On March 28, 2001, the administrative judge, in an initial decision, dismissed Mr. Crespo-Medina’s refiled appeal as untimely. The administrative judge found that the Board’s August 29, 2000, initial decision specifically instructed Mr. CrespoMedina about the time limits and procedures for refiling his appeal with the Board, but that he had failed to follow these instructions and refiled his appeal 23 days late. The administrative judge found that Mr. Crespo-Medina’s explanation that he was waiting for a decision from the Department of Labor on his worker’s compensation claim did not excuse the delay because the Board’s initial decision clearly [913]*913stated that he was required to refile his appeal by October 30, 2000, not within a certain number of days of the Department of Labor’s decision. The administrative judge also found that the busy schedule of Mr. Crespo-Medina’s counsel did not excuse the delay because, at no time did Mr. Crespo-Medina or Mr. Farrell request an extension of time to refile, and that in any event all that was required to refile the appeal was the submission of a one-line statement to the Board indicating such a desire. Finally, the administrative judge found that Mr. Crespo-Medina did not act as a reasonable and prudent person would have acted under the circumstances; that Mr. Crespo-Medina had not established that he acted with due diligence; and that he had not presented any credible evidence of circumstances beyond his control. The administrative judge concluded that Mr. Crespo-Medina had not established a case of excusable neglect.

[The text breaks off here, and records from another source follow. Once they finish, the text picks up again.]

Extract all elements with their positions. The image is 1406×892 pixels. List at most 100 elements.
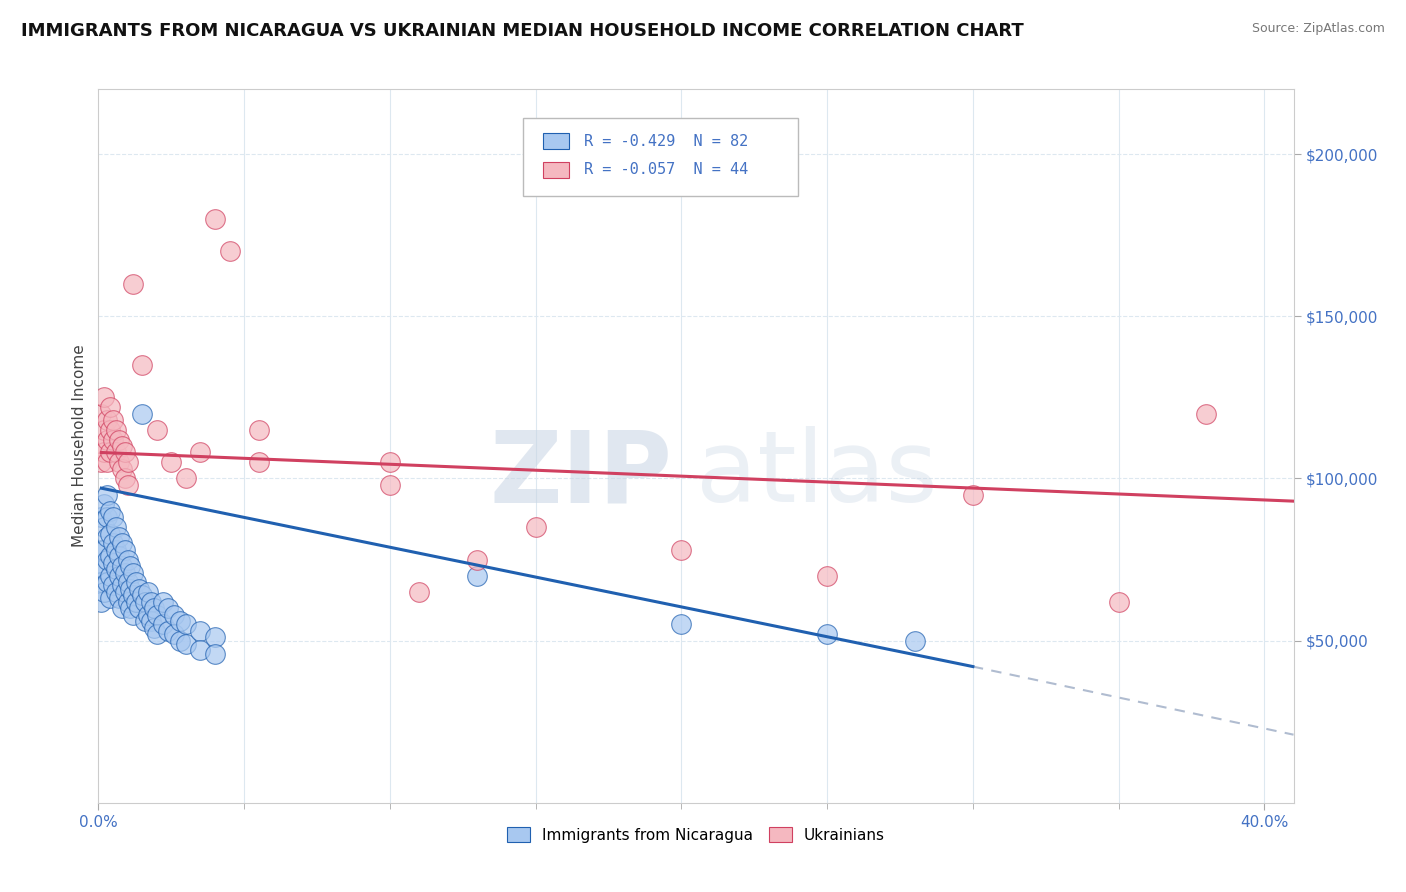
Point <box>174 471 197 485</box>
Point <box>408 585 430 599</box>
Point <box>93 562 115 576</box>
Point <box>98 423 121 437</box>
Text: IMMIGRANTS FROM NICARAGUA VS UKRAINIAN MEDIAN HOUSEHOLD INCOME CORRELATION CHART: IMMIGRANTS FROM NICARAGUA VS UKRAINIAN M… <box>21 22 1024 40</box>
Point <box>96 455 118 469</box>
Point <box>139 614 162 628</box>
Point <box>111 536 134 550</box>
Point <box>1108 595 1130 609</box>
Bar <box>543 162 569 178</box>
Point <box>108 455 131 469</box>
Point <box>93 497 115 511</box>
Point <box>378 455 401 469</box>
Point <box>145 423 167 437</box>
Point <box>101 536 124 550</box>
Point <box>101 556 124 570</box>
Point <box>1195 407 1218 421</box>
Point <box>111 461 134 475</box>
Point <box>671 617 693 632</box>
Point <box>125 595 148 609</box>
Point <box>98 526 121 541</box>
Point <box>90 542 112 557</box>
Point <box>152 595 174 609</box>
Point <box>136 607 159 622</box>
Point <box>117 552 139 566</box>
Point <box>90 595 112 609</box>
Point <box>108 530 131 544</box>
Point <box>96 530 118 544</box>
Point <box>98 504 121 518</box>
Point <box>104 542 127 557</box>
Point <box>218 244 240 259</box>
Point <box>93 423 115 437</box>
Point <box>190 445 212 459</box>
Point <box>163 607 186 622</box>
Point <box>111 578 134 592</box>
Point <box>111 439 134 453</box>
Point <box>114 585 136 599</box>
Point <box>204 647 226 661</box>
Point <box>815 568 838 582</box>
Text: ZIP: ZIP <box>489 426 672 523</box>
FancyBboxPatch shape <box>523 118 797 196</box>
Point <box>96 552 118 566</box>
Point <box>98 591 121 606</box>
Point <box>122 588 145 602</box>
Point <box>467 552 489 566</box>
Point <box>108 433 131 447</box>
Point <box>204 211 226 226</box>
Point <box>104 445 127 459</box>
Point <box>142 601 165 615</box>
Point <box>136 585 159 599</box>
Point <box>96 413 118 427</box>
Point <box>524 520 547 534</box>
Text: atlas: atlas <box>696 426 938 523</box>
Point <box>163 627 186 641</box>
Point <box>122 277 145 291</box>
Point <box>108 591 131 606</box>
Legend: Immigrants from Nicaragua, Ukrainians: Immigrants from Nicaragua, Ukrainians <box>501 821 891 848</box>
Point <box>190 643 212 657</box>
Point <box>98 400 121 414</box>
Point <box>131 588 153 602</box>
Point <box>157 624 180 638</box>
Point <box>139 595 162 609</box>
Point <box>120 601 142 615</box>
Point <box>101 578 124 592</box>
Point <box>98 568 121 582</box>
Point <box>247 423 270 437</box>
Point <box>145 607 167 622</box>
Point <box>131 358 153 372</box>
Point <box>117 478 139 492</box>
Point <box>467 568 489 582</box>
Point <box>101 413 124 427</box>
Point <box>117 575 139 590</box>
Point <box>125 575 148 590</box>
Point <box>96 575 118 590</box>
Point <box>93 542 115 557</box>
Point <box>90 562 112 576</box>
Point <box>108 568 131 582</box>
Point <box>96 510 118 524</box>
Point <box>90 455 112 469</box>
Point <box>114 542 136 557</box>
Point <box>671 542 693 557</box>
Point <box>903 633 925 648</box>
Point <box>93 445 115 459</box>
Text: Source: ZipAtlas.com: Source: ZipAtlas.com <box>1251 22 1385 36</box>
Point <box>98 445 121 459</box>
Point <box>104 520 127 534</box>
Point <box>104 423 127 437</box>
Point <box>128 582 150 596</box>
Point <box>90 439 112 453</box>
Point <box>90 407 112 421</box>
Point <box>114 471 136 485</box>
Point <box>90 510 112 524</box>
Point <box>134 614 156 628</box>
Text: R = -0.429  N = 82: R = -0.429 N = 82 <box>583 134 748 149</box>
Point <box>378 478 401 492</box>
Point <box>815 627 838 641</box>
Point <box>142 621 165 635</box>
Point <box>101 433 124 447</box>
Point <box>93 585 115 599</box>
Point <box>169 614 191 628</box>
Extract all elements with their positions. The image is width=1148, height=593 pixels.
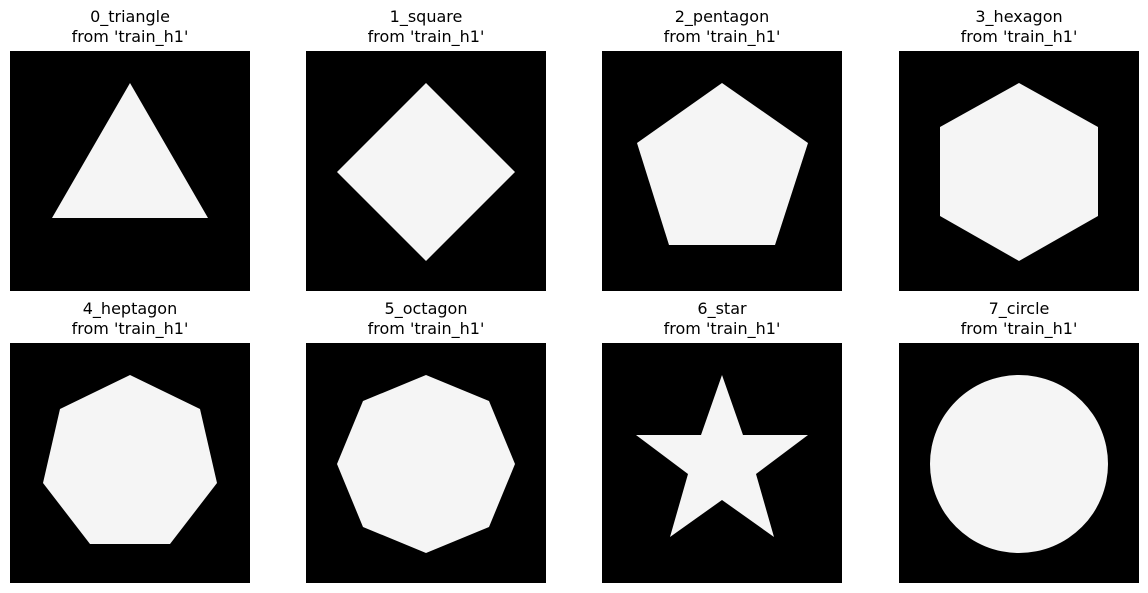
- pentagon-shape: [637, 83, 808, 245]
- pentagon-image: [602, 51, 842, 291]
- image-hexagon: [899, 51, 1139, 291]
- panel-source: from 'train_h1': [367, 319, 485, 338]
- octagon-shape: [337, 375, 515, 553]
- panel-title: 7_circle from 'train_h1': [879, 299, 1148, 339]
- panel-name: 1_square: [389, 7, 463, 26]
- panel-name: 4_heptagon: [82, 299, 178, 318]
- panel-name: 7_circle: [988, 299, 1050, 318]
- circle-image: [899, 343, 1139, 583]
- panel-title: 0_triangle from 'train_h1': [0, 7, 270, 47]
- triangle-shape: [52, 83, 208, 218]
- panel-name: 5_octagon: [384, 299, 468, 318]
- panel-source: from 'train_h1': [71, 319, 189, 338]
- panel-title: 4_heptagon from 'train_h1': [0, 299, 270, 339]
- square-shape: [337, 83, 515, 261]
- panel-title: 5_octagon from 'train_h1': [286, 299, 566, 339]
- image-triangle: [10, 51, 250, 291]
- panel-source: from 'train_h1': [960, 319, 1078, 338]
- image-star: [602, 343, 842, 583]
- image-square: [306, 51, 546, 291]
- image-pentagon: [602, 51, 842, 291]
- panel-name: 6_star: [697, 299, 747, 318]
- heptagon-image: [10, 343, 250, 583]
- panel-title: 2_pentagon from 'train_h1': [582, 7, 862, 47]
- panel-name: 0_triangle: [90, 7, 170, 26]
- hexagon-image: [899, 51, 1139, 291]
- panel-source: from 'train_h1': [663, 319, 781, 338]
- panel-title: 1_square from 'train_h1': [286, 7, 566, 47]
- panel-source: from 'train_h1': [960, 27, 1078, 46]
- panel-name: 3_hexagon: [975, 7, 1063, 26]
- circle-shape: [930, 375, 1108, 553]
- image-heptagon: [10, 343, 250, 583]
- panel-source: from 'train_h1': [71, 27, 189, 46]
- image-octagon: [306, 343, 546, 583]
- star-image: [602, 343, 842, 583]
- heptagon-shape: [43, 375, 217, 544]
- panel-name: 2_pentagon: [674, 7, 770, 26]
- octagon-image: [306, 343, 546, 583]
- image-circle: [899, 343, 1139, 583]
- square-image: [306, 51, 546, 291]
- hexagon-shape: [940, 83, 1098, 261]
- star-shape: [636, 375, 808, 537]
- panel-title: 6_star from 'train_h1': [582, 299, 862, 339]
- triangle-image: [10, 51, 250, 291]
- panel-title: 3_hexagon from 'train_h1': [879, 7, 1148, 47]
- panel-source: from 'train_h1': [367, 27, 485, 46]
- panel-source: from 'train_h1': [663, 27, 781, 46]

The Board adopted the administrative judge’s initial opinion as its final decision on September 14, 2001. Mr. Crespo-Medina timely appealed to this court, filing his appeal pro sé, without the assistance of his former counsel, Mr. Farrell.

II

The petitioner bears the burden of proof with respect to timeliness. See Alonzo v. Dep’t of the Air Force, 4 MSPB 262, 4 M.S.P.R. 180, 184 (1980). The Board may waive the thirty-day time limit on filing appeals for good cause shown. See 5 C.F.R. § 1201.22 (2000). In Alonzo the Board set forth the criteria for determining whether good cause had been shown. The criteria should include, but are not limited to:

the length of the delay; whether appellant was notified of the time limit or was otherwise aware of it; the existence of circumstances beyond the control of the appellant which affected his ability to comply with the time limits; the degree to which negligence by the appellant has been shown to be present or absent; circumstances which show that any neglect involved is excusable neglect; a showing of unavoidable casualty or misfortune; and the extent and nature of the prejudice to the agency which would result from waiver of the time limit.

4 MSPB 262, 4 M.S.P.R. at 184.

To establish good cause, the petitioner must also show that he exercised diligence or ordinary prudence under the particular circumstances of the case. See Knox v. Dep’t of the Navy, 66 M.S.P.R. 669, 670 (1995) (citing Alonzo, 4 MSPB 262, 4 M.S.P.R. at 184). Although the petitioner need not show that it was impossible to make a timely filing, he must show that his behavior was reasonably prudent. See Armstrong v. Office of Pers. Mgmt., 36 M.S.P.R. 37, 40 (1987).

Whether the regulatory time limit for filing an appeal should be waived, based upon a showing of good cause, is a question committed to the Board’s discretion, and this court will not substitute its own judgment for that of the Board. See Turner v. Merit Sys. Prot. Bd., 806 F.2d 241, 246 (Fed.Cir.1986); Rowe v. Merit Sys. Prot. Bd., 802 F.2d 434, 437 (Fed.Cir.1986). “On appeal, we will disturb the grant or denial of such a waiver only if it is arbitrary, capricious, an abuse of discretion, or otherwise not in accordance with the law.” Mendoza v. Merit Sys. Prot. Bd., 966 F.2d 650, 652 (Fed.Cir.1992) (en banc) (citing 5 U.S.C. § 7703(c) (1988)).

Here, the administrative judge considered all pertinent Alonzo factors, including the length of the delay, whether Mr. Crespo-Medina was aware or should have been aware of the time limit, whether circumstances beyond Mr. Crespo-Medina’s con[914]*914trol existed, whether Mr.